主な違いとしては、指導要領(ローカルルール)・届出様式・保管基準の運用・立入検査の頻度などがあります。
自治体によっては、特別管理産業廃棄物管理責任者の届出等を条例等で定めているところもありますので、詳細は事業場の所在する自治体の担当部局にお問い合わせください。必ず管轄自治体の要綱を確認することがたいせつです。
まとめとよくある間違い・注意点
特別管理産業廃棄物は危険性(性状)で規制されます。特定有害産業廃棄物というのは濃度基準で規制される特別管理産業廃棄物の一部のカテゴリーです。「性状」と「濃度」の両面で判断することが重要です。

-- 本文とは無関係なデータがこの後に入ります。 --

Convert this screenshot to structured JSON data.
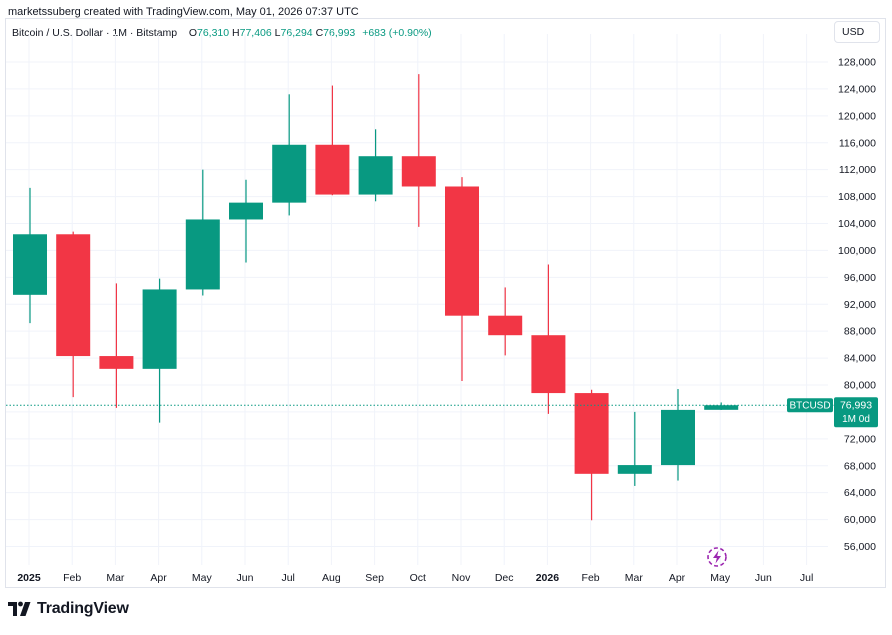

事業活動から排出される廃棄物の中でも、爆発性や毒性、感染性などがあり、人の健康や生活環境に被害を生じる恐れがあるものは「特別管理産業廃棄物」として厳格に管理する必要があります。その中でも特に化学的な有害性を持つものが「特定有害産業廃棄物」です。
また、注意点としては、危険なら全部が特定有害となるわけではありません。数値基準を満たすものだけが特定有害となります。
中間処理すれば普通の廃棄物になるというのも違います。再判定が必要になります。
「委託すれば責任はない」というのも間違いです。排出事業者責任はそのまま残っています。